Somnolence.

lilii

      Pâle, tirant sur le jaune, l'atmosphère maladive et des nuages qui cyanosent, le ciel s'invite, imposant sa nuance dans nos contextes ordinaires. La lumière vernit l'horizon de filtres grisonnants et les feuilles des arbres mouchetées de rouille, dans une cacophonie froissée, engourdies par l'automne, se réveillent doucement. La lueur est inquiétante dans tes yeux de louve, des pupilles scarabées comme des coquilles de jais mordorées m'imprègnent, cherchant à distinguer le pourpre sensible. Et quand le vent se lève, tiède, palpable dans tes cheveux cendrés, qu'il effleure ta peau concassée d'étoiles, moi je rêve encore.
      Ne t'en va pas si vite, si tôt, pas comme ça. Je te vois encore au milieu de ces jardins japonais miniatures, au milieu des plantes grasses, luisantes, dans ce microcosme de rêves où bulle le verre soufflé multicolore. Puis, toi seule, sait remettre un couvercle sur la tête des estropiés, sans rien dire.

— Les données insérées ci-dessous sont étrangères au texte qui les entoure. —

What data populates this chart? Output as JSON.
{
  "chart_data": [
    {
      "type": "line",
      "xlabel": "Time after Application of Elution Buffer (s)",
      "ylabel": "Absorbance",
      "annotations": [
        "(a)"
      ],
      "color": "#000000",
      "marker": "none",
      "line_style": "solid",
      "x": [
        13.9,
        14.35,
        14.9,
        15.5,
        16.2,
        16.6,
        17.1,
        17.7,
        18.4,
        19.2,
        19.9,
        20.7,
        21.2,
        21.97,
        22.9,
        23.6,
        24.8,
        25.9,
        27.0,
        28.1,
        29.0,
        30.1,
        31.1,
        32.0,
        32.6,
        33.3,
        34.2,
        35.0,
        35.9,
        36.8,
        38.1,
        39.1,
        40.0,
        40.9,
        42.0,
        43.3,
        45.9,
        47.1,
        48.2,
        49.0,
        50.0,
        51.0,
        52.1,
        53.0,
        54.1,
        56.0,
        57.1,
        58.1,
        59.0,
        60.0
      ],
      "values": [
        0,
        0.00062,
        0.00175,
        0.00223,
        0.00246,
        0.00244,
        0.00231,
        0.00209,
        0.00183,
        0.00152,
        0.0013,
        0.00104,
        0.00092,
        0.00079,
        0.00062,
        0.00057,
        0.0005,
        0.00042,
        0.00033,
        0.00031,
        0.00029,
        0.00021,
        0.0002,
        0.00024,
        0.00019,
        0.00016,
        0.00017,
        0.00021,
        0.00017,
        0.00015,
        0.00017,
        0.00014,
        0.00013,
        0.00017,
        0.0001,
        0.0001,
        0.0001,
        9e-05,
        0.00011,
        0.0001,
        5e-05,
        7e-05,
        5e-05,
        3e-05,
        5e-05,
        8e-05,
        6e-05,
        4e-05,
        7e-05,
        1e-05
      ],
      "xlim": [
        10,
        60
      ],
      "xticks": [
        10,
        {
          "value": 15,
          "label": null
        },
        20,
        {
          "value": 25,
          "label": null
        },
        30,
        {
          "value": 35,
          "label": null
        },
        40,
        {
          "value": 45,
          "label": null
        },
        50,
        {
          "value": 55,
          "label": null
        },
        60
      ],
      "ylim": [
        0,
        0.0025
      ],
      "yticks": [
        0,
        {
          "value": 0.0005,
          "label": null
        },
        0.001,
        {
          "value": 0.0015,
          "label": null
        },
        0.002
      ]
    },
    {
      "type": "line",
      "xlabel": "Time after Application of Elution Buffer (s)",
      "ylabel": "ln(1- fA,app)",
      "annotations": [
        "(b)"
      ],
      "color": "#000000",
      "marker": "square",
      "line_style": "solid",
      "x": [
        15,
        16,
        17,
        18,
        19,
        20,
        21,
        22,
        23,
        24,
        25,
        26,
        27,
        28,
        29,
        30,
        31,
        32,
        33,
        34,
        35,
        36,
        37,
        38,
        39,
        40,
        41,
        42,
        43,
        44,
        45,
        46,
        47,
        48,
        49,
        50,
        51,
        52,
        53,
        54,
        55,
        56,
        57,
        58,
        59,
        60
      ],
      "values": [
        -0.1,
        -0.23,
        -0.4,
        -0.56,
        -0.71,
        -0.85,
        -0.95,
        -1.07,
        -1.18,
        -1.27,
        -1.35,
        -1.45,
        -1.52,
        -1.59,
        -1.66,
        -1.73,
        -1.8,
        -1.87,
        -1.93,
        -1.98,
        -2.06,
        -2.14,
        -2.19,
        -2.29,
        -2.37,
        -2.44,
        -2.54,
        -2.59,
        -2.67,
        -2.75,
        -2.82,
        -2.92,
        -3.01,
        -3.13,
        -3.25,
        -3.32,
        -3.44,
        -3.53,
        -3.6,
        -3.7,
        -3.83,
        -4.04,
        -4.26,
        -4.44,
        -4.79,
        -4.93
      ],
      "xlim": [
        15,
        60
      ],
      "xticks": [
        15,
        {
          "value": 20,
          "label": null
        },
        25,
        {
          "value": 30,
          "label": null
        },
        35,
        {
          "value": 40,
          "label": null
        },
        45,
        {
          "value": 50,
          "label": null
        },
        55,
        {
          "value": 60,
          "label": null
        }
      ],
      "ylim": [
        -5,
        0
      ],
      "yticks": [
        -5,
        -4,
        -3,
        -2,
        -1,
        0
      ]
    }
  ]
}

      Je remonte le temps, c'est facile. J'entends encore le moteur acoustique, celui qui nous emmenait partout. Ma madeleine zig-zague dans l'huile et on en mangera tous les jours. Dans ta tour antique, il y a des appartements abandonnés et des trésors qui sentent la poussière. On court après, on ouvrira plusieurs fois les mêmes cartons, défiant les pigeons qui nous faisait si peur. Leurs yeux sont noyés de noirs et sans reflets.
      Quelque chose vient interrompre l'histoire. Je ne peux pas l'écrire sans filtres, je sais. Mais j'ai que ça pour recréer les jardins naïfs d'avant. Avant le numéro de ta chambre, t'imaginer par terre, le temps roulant sur tes épaules, à la merci des autres, une maison vide et un chat qui déprime. J'aurais voulu que tu ne tombes plus dans cette vie bien difficile et que comme les plantes, un jour, tu manques de soleil et que tu t'en irais, loin, pour refleurir ailleurs. Je crois que ça s'appelle le paradis.
      J'ai peur d'oublier tout ça, peur que l'oxygène et les perfusions aspirent ce monde qui n'est pas si lointain. J'ai peur que l'hôpital étouffe mes souvenirs d'enfant, alors, pendant que la nuit, je rêve à ce qui n'existe plus, le jour, je cauchemarde de réalités.